Accounting firms continue to hire, despite the precarious situation of both the UK and global economy.

“It’s a relatively simple philosophy. We’re a service business, therefore we need the best people we can possibly find to help service our clients,” says Ian Carlson, managing director of Old Mill.

Old Mill recently took on 17 new hires in one week, nine of which were university or school leavers.

“We had this open-door recruiting policy anyway. When the pandemic started, we took the view right at the outset that we wanted to emerge from it in a stronger position than when we went into it.”

Accountants have reported that the pandemic has made them busier than ever, answering client enquiries and providing financial advice for an unprecedented market shock.

“Our clients are they’re looking to be advised and supported, particularly at this moment”, says Carlson. “If a client calls or email us and we say, ‘we’d love to help you, but we haven’t gotten enough people at the moment.’ That’s not a great position to be in.”

Most recent data from the ONS found more people employed in financial and insurance activities between April and June of 2020 than in the same period last year.

At the other end of the sector, EY in their last fiscal year ending June has hired more than 83,000 new employees globally with about half of those in graduate/entry level positions. EY in a typical year however, hires in the area of around 90,000.

“Like so many other companies, we are carefully watching how the pandemic is progressing, how the economy is progressing and what our clients need,” says Dan Black, global recruiting leader at EY. “We have continued to hire, but the pace has been a little bit slower the last several months.”

Onboarding in a remote working environment has proved challenging and with around half or more of the new hires being fresh out of school, training and guidance for them was a key consideration.

“Getting people all the equipment, they need to get them up and trained all without stepping foot for the most part in an office was a challenge.”

Given the hiring process for graduates, much of the logistics could be planned in advance. Black adds that summer internships, while done remotely, proved to be quite successful and feedback from the candidates has been positive.

Carlson has done something similar.

“We didn’t want to leave anything to chance, everything was needed to be planned out. Everyone met with one of our IT team the week before to get set up with their laptop, their phones, their login and etc. We’ve had a pretty detailed virtual induction session mapped out that covered everything from technical training to marketing.”

Carlson also says that in terms of training school and university leavers, much of that training can be done remotely and to the same level as in the office.

“From a technical perspective, a lot of the training revolves around the trainee and the trainer sitting around a screen looking at a set of accounts.”

“Whether you’re doing that sat next to each other in an office or one person sharing their screens via teams it amounts to the same thing, you’re sharing a screen and one person is teaching the other.
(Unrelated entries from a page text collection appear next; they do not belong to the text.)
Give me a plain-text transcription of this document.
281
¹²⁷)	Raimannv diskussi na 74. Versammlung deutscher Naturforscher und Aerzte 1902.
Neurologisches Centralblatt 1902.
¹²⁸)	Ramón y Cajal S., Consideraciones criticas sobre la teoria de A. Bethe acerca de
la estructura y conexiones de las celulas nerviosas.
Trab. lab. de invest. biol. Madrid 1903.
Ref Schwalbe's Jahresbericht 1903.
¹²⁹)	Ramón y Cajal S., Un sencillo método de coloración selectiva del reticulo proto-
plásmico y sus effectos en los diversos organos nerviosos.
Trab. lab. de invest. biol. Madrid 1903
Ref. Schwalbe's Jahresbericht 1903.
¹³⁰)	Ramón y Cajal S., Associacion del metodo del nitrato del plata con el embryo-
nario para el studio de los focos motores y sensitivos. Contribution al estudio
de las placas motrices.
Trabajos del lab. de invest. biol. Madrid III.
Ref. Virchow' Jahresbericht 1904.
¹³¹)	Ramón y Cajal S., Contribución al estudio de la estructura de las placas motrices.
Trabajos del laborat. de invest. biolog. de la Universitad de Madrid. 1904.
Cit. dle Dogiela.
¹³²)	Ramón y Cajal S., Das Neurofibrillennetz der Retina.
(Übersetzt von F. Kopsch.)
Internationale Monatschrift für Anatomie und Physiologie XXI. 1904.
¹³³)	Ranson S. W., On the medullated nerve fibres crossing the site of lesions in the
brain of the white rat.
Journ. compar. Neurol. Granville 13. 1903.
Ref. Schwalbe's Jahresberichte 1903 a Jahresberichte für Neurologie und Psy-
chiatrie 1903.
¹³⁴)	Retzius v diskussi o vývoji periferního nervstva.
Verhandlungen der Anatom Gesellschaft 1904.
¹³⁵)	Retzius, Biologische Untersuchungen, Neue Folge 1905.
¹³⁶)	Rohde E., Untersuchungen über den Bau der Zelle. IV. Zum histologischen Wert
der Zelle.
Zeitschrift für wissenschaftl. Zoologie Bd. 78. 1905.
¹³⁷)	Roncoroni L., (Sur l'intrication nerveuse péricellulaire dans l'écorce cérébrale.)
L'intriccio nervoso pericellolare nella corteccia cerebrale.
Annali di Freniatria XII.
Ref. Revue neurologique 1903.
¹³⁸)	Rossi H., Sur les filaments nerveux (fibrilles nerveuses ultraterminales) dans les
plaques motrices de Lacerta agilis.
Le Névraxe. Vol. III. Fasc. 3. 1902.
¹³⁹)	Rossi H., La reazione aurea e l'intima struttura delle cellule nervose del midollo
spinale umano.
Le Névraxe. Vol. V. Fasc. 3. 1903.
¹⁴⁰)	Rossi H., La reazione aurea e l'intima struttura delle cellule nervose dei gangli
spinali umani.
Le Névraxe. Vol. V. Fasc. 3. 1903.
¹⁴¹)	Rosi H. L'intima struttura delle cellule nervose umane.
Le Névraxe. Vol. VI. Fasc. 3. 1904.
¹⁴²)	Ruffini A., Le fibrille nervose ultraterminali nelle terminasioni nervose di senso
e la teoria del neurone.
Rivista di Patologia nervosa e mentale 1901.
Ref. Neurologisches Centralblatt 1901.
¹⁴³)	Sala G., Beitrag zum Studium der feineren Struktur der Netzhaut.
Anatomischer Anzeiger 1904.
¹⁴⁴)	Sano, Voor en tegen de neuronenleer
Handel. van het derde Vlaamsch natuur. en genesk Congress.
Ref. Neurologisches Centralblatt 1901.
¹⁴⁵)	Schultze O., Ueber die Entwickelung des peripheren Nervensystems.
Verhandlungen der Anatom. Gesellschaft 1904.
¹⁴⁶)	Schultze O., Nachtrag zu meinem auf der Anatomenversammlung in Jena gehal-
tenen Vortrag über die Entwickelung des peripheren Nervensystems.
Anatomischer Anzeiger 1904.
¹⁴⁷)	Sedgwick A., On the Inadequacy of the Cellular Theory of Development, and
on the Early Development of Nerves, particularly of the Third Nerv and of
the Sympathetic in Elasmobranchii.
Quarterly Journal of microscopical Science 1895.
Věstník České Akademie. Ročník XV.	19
I see no reason from a training or development perspective that can’t continue virtually.”

Hiring for the future

Though getting new employees ready and sorted for remote working was difficult, the idea of it also provides opportunities as well.

“If enabled properly through your employer with the right tools, [location] becomes less important”, says Black. “It’s an additional layer of flexibility for both the employer and the job seeker. It means I can find some talent that that doesn’t necessarily base in city X.”

Carlson agrees saying that as a regional firm, they may look to hire people located outside of South West England.

“If we can allow flexible remote working, then from our perspective, we can recruit from anywhere. If there’s a tax specialist who happens to lives in Scotland or Yorkshire or more generally beyond daily commuting of South West England why not? It’s an opportunity in recruitment and for retaining people as well.”

Financial services lead the way as the most resilient and growth-oriented industry according to a recent report by Sage. But with CJRS set to end in October and unemployment rising many fresh graduates and those with experience will be faced with the prospect of job hunting in a competitive market.

EY is currently conducting live sessions in multiple time zones to answer questions from jobseekers for both those looking to work in financial services and the wider economy.